Jacky-boy was the tricky part. Silverfish was worried. But when he finally came around an hour later, Lady Mary was brilliant.
“Roach never threw a girl out that could still work,” Jacky-boy said, munching on a jelly doughnut. “What the hell’s wrong with you that he don’t want you no more?”
“Nothing’s wrong with me. He found papers in my drawer. Kind of hidden but he goes through stuff.”
“What papers?”
“They say I’m HIV positive. And with herpes, too.”
“And you’re sitting here telling me nothing’s wrong with you? Are you crazy? Why would I want to run a girl like that?”

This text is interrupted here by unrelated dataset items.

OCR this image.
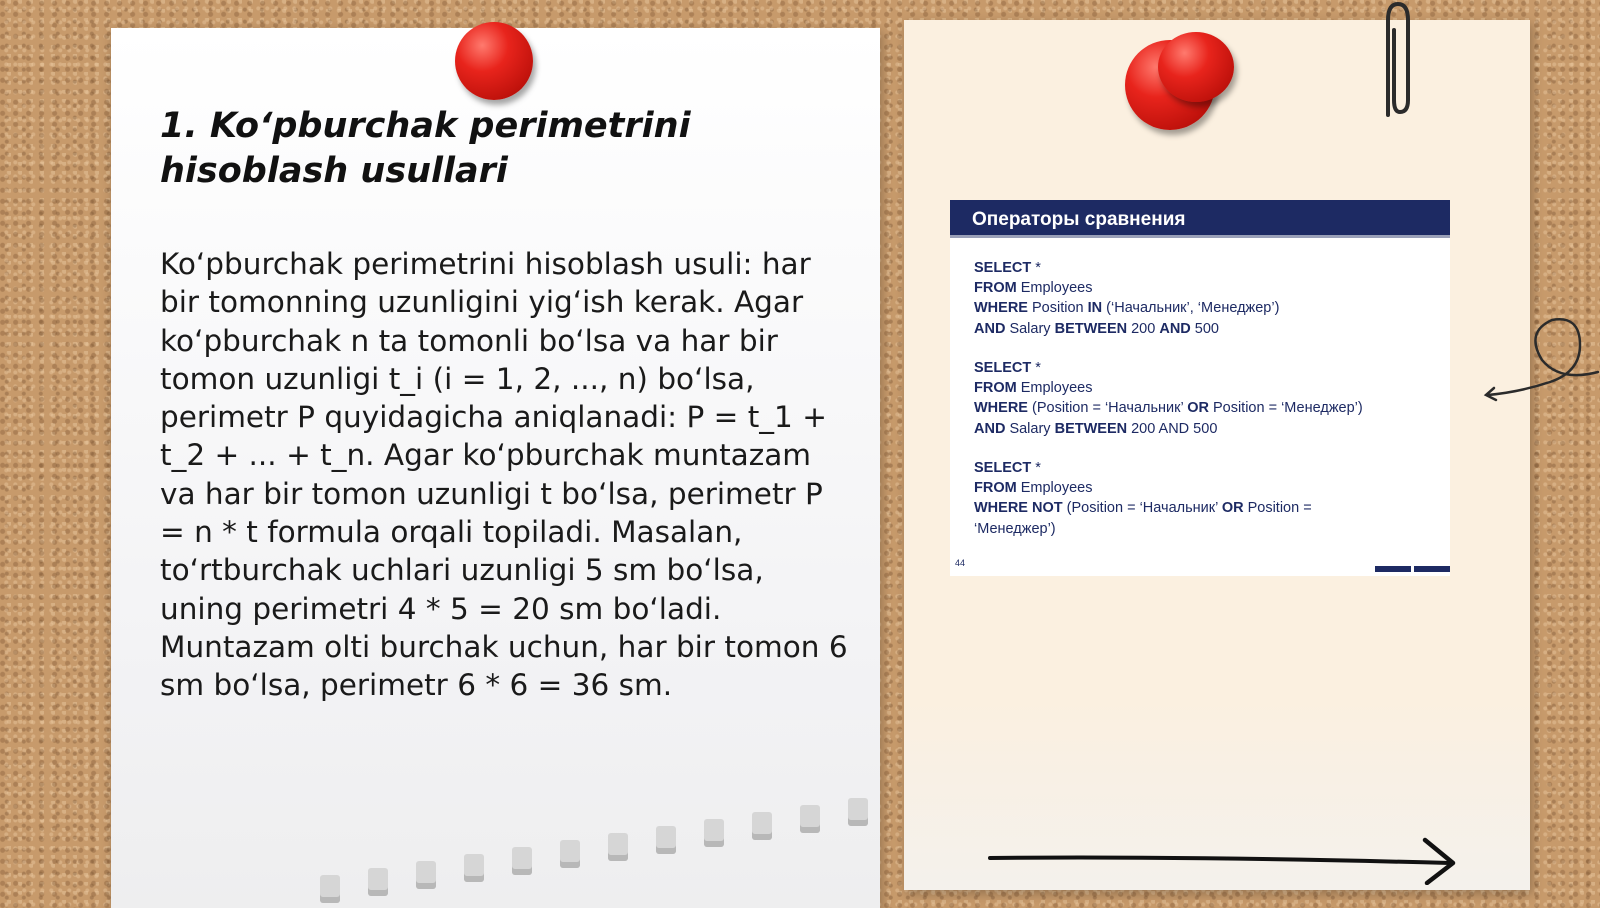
1. Ko‘pburchak perimetrini hisoblash usullari

Ko‘pburchak perimetrini hisoblash usuli: har bir tomonning uzunligini yig‘ish kerak. Agar ko‘pburchak n ta tomonli bo‘lsa va har bir tomon uzunligi t_i (i = 1, 2, ..., n) bo‘lsa, perimetr P quyidagicha aniqlanadi: P = t_1 + t_2 + ... + t_n. Agar ko‘pburchak muntazam va har bir tomon uzunligi t bo‘lsa, perimetr P = n * t formula orqali topiladi. Masalan, to‘rtburchak uchlari uzunligi 5 sm bo‘lsa, uning perimetri 4 * 5 = 20 sm bo‘ladi. Muntazam olti burchak uchun, har bir tomon 6 sm bo‘lsa, perimetr 6 * 6 = 36 sm.

Операторы сравнения
SELECT *
FROM Employees
WHERE Position IN (‘Начальник’, ‘Менеджер’)
AND Salary BETWEEN 200 AND 500
SELECT *
FROM Employees
WHERE (Position = ‘Начальник’ OR Position = ‘Менеджер’)
AND Salary BETWEEN 200 AND 500
SELECT *
FROM Employees
WHERE NOT (Position = ‘Начальник’ OR Position =
‘Менеджер’)
44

Lady Mary’s lip started to tremble.
“But the thing is,” Silverfish stepped in, “she’s not.”
“Not what?”
“I’m clean,” Lady Mary whispered.
“Oh, yeah, right. Sure, false positives, they happen all the time. Get out of my house.”
“No.” Lady Mary shook her head and sat up straighter. “Not false positives. False papers.”
“What?”
“I went to... to this guy downtown. I paid him to make me papers that said I was positive.”
“How stupid do I look to you? You expect me to believe that?”
Lady Mary didn’t answer.
“Okay, pretend I do,” said Jacky-boy. “Why?”
“So Roach would throw me out.”
That silenced the room.
“He always goes through our stuff. So I got the guy to make the papers and I hid them like I didn’t want him to know. He was sure to find them sooner or later.” Lady Mary reached into her purse and handed Jacky-boy the card she’d gotten last week at the clinic when Silverfish took her there. “See? I’m clean.”
Jacky-boy looked at the card for a long time. He asked Lady Mary what was the name of the guy downtown. Lady Mary told him the name and Jacky-boy called the guy. Looking right at Lady Mary, he described her. He put the phone on speaker so they all heard the guy drawl, “Yeah, that’s her, little and skinny, brown hair to her shoulders. I couldn’t figure out what the hell she was up to, either, but she paid cash up front so what did I care?”
Jacky-boy clicked off with a funny smile at Lady Mary. “You’re telling me a skinny little bitch like you got one over on Roach? How’d you know he wouldn’t beat the crap out of you when he found those papers?”
“Not Roach. He wouldn’t touch me if he thought I was all infected. Anyway, that’s what I was hoping. And if he did, I took the chance.” Lady Mary looked at the floor. “I had to get away.”
“And how do I know you’re not gonna want to get away from me?”
“’Cause,” Lady Mary said, eyes wide, “everyone says you’re not like Roach.”
Silverfish and Lady Mary left for work together that night. On the way to the corner, after they were out of sight of everyone else, Silverfish pulled the brown shoulder-length wig from her purse and stuffed it in the trash.
“You were great, girl!” She hugged Lady Mary.
“All I had to do is say what you told me to. You were so great, Fish. And you’re so smart. And no one ever did anything like that for me before. I can’t ever, ever thank you—”
“Stop sniffling! Don’t run your makeup. You’re starting a new job, girl, don’t mess up.”
Lady Mary nodded, found a tissue, dabbed her eyes. “You’re right. And I’ll be good, Fish. I’ll turn so many tricks Jacky-boy’ll never want to get rid of me! You’ll see.”
“Yeah, well, don’t get carried away and make the rest of us look bad, either.”
“Okay.” Lady Mary nodded seriously.
“And one more thing.”
Lady Mary looked up at Silverfish as a car slowed.
“You were asking before. About a silverfish. See, it’s an ugly bug. But it does one cool thing.”
“It does?”
“Uh-huh,” Silverfish said, sauntering off in the direction of the now-stopped car. “It eats other bugs. And especially,” she called back to Lady Mary over her shoulder as she got in the car, “especially, it eats roaches.”